Hydrogen production by ethanol steam reforming. A reaction mechanism

J. COMAS, V. MAS, G. BARONETTI, M. LABORDE, N. AMADEO

La Habana

Congreso; Hypothesis VI; 2005

Academia NAcional de Ciencias de Cuba

The aim of this work is to identify the active species on Ni(II)-Al(III) catalysts prepared from lamellar double hydroxides as precursor in the ethanol steam reforming reaction. A comprehensive analysis of the kinetics results obtained at different water/ethanol feed ratio in ethanol and methane steam reforming (ESR and MSR respectively), and its correlation with the structural characteristic and redox behavior of the catalyst is carried out.
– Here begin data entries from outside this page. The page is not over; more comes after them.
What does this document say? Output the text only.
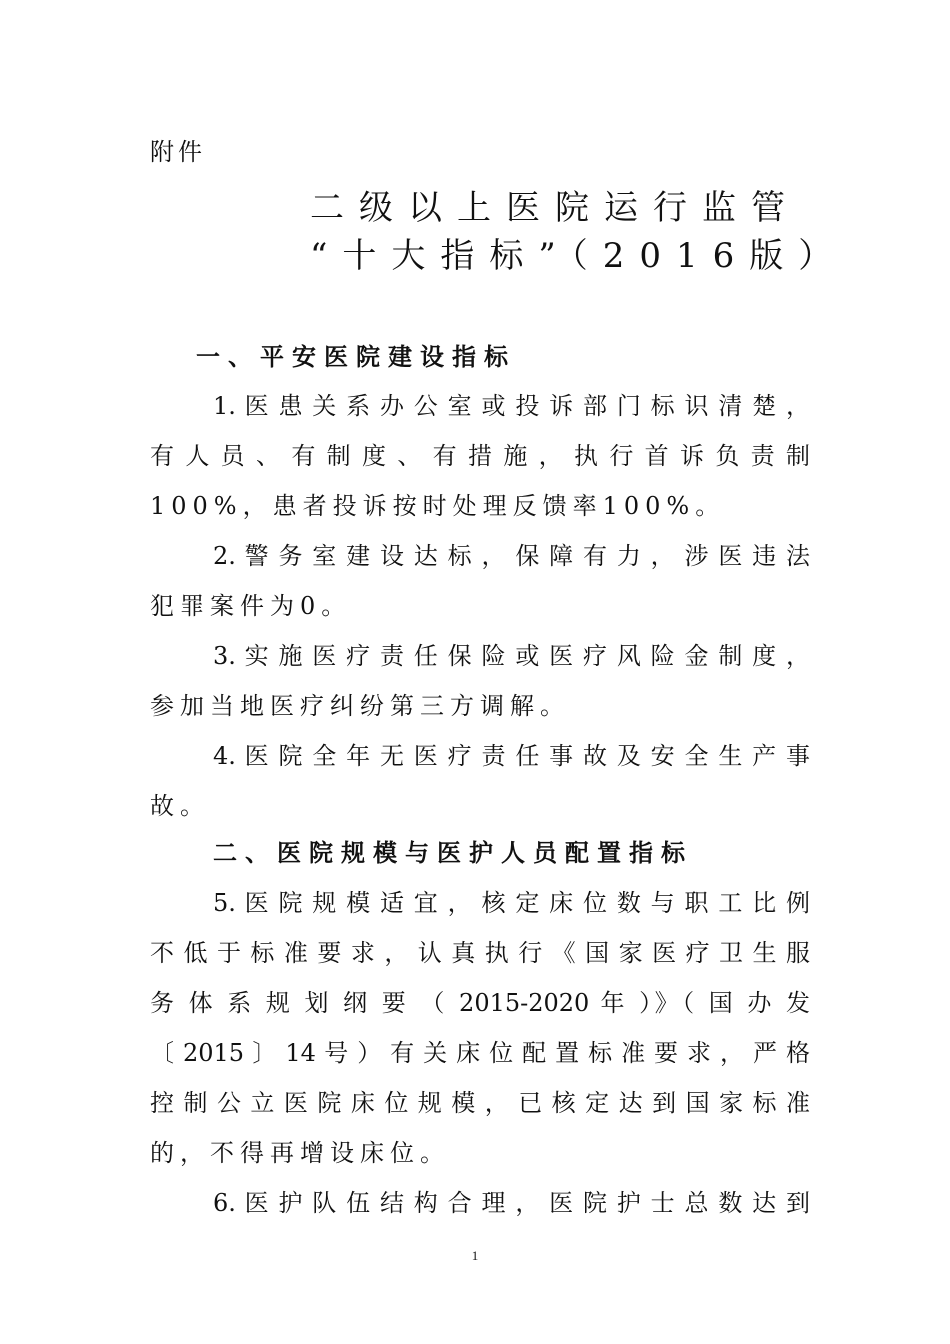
附件
二级以上医院运行监管
“十大指标”（2016版）
一、平安医院建设指标
1. 医 患 关 系 办 公 室 或 投 诉 部 门 标 识 清 楚 ，
有 人 员 、 有 制 度 、 有 措 施 ， 执 行 首 诉 负 责 制
100%，患者投诉按时处理反馈率100%。
2. 警 务 室 建 设 达 标 ， 保 障 有 力 ， 涉 医 违 法
犯罪案件为0。
3. 实 施 医 疗 责 任 保 险 或 医 疗 风 险 金 制 度 ，
参加当地医疗纠纷第三方调解。
4. 医 院 全 年 无 医 疗 责 任 事 故 及 安 全 生 产 事
故。
二、医院规模与医护人员配置指标
5. 医 院 规 模 适 宜 ， 核 定 床 位 数 与 职 工 比 例
不 低 于 标 准 要 求 ， 认 真 执 行 《 国 家 医 疗 卫 生 服
务 体 系 规 划 纲 要 （ 2015-2020 年 ）》（ 国 办 发
〔 2015 〕 14 号 ） 有 关 床 位 配 置 标 准 要 求 ， 严 格
控 制 公 立 医 院 床 位 规 模 ， 已 核 定 达 到 国 家 标 准
的，不得再增设床位。
6. 医 护 队 伍 结 构 合 理 ， 医 院 护 士 总 数 达 到
1
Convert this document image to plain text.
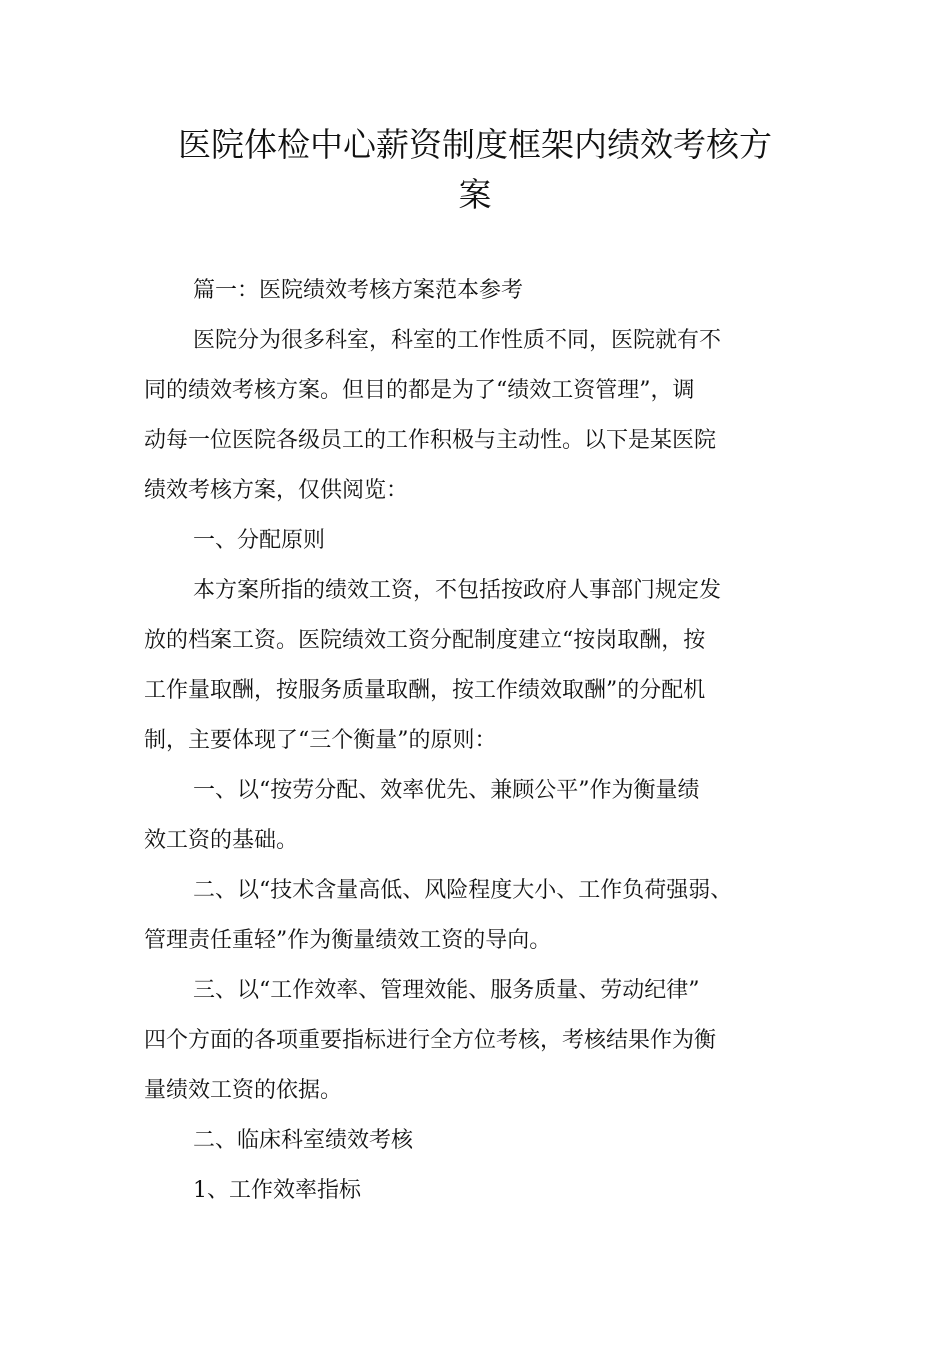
医院体检中心薪资制度框架内绩效考核方
案
篇一：医院绩效考核方案范本参考
医院分为很多科室，科室的工作性质不同，医院就有不
同的绩效考核方案。但目的都是为了“绩效工资管理”，调
动每一位医院各级员工的工作积极与主动性。以下是某医院
绩效考核方案，仅供阅览：
一、分配原则
本方案所指的绩效工资，不包括按政府人事部门规定发
放的档案工资。医院绩效工资分配制度建立“按岗取酬，按
工作量取酬，按服务质量取酬，按工作绩效取酬”的分配机
制，主要体现了“三个衡量”的原则：
一、以“按劳分配、效率优先、兼顾公平”作为衡量绩
效工资的基础。
二、以“技术含量高低、风险程度大小、工作负荷强弱、
管理责任重轻”作为衡量绩效工资的导向。
三、以“工作效率、管理效能、服务质量、劳动纪律”
四个方面的各项重要指标进行全方位考核，考核结果作为衡
量绩效工资的依据。
二、临床科室绩效考核
1、工作效率指标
The results show evidences that the catalyst behavior is related with the presence of an only one type of active site in the Ni/Al2O3 catalyst. The competition for the active sites between reactants is verified for MSR. This behavior can be also observed in ESR since methane steam reforming determines the concentration of products in the exit stream. The results suggest that there would be an optimum inlet water concentration that gives a maximum performance in terms of hydrogen and CO2> selectivity and, simultaneously, a minimum CO selectivity. Taking into account that the hydrogen flow entering to a PEM fuel-cell requires a CO concentration lower than 20 ppm, this is a promissory result in order to minimize CO production.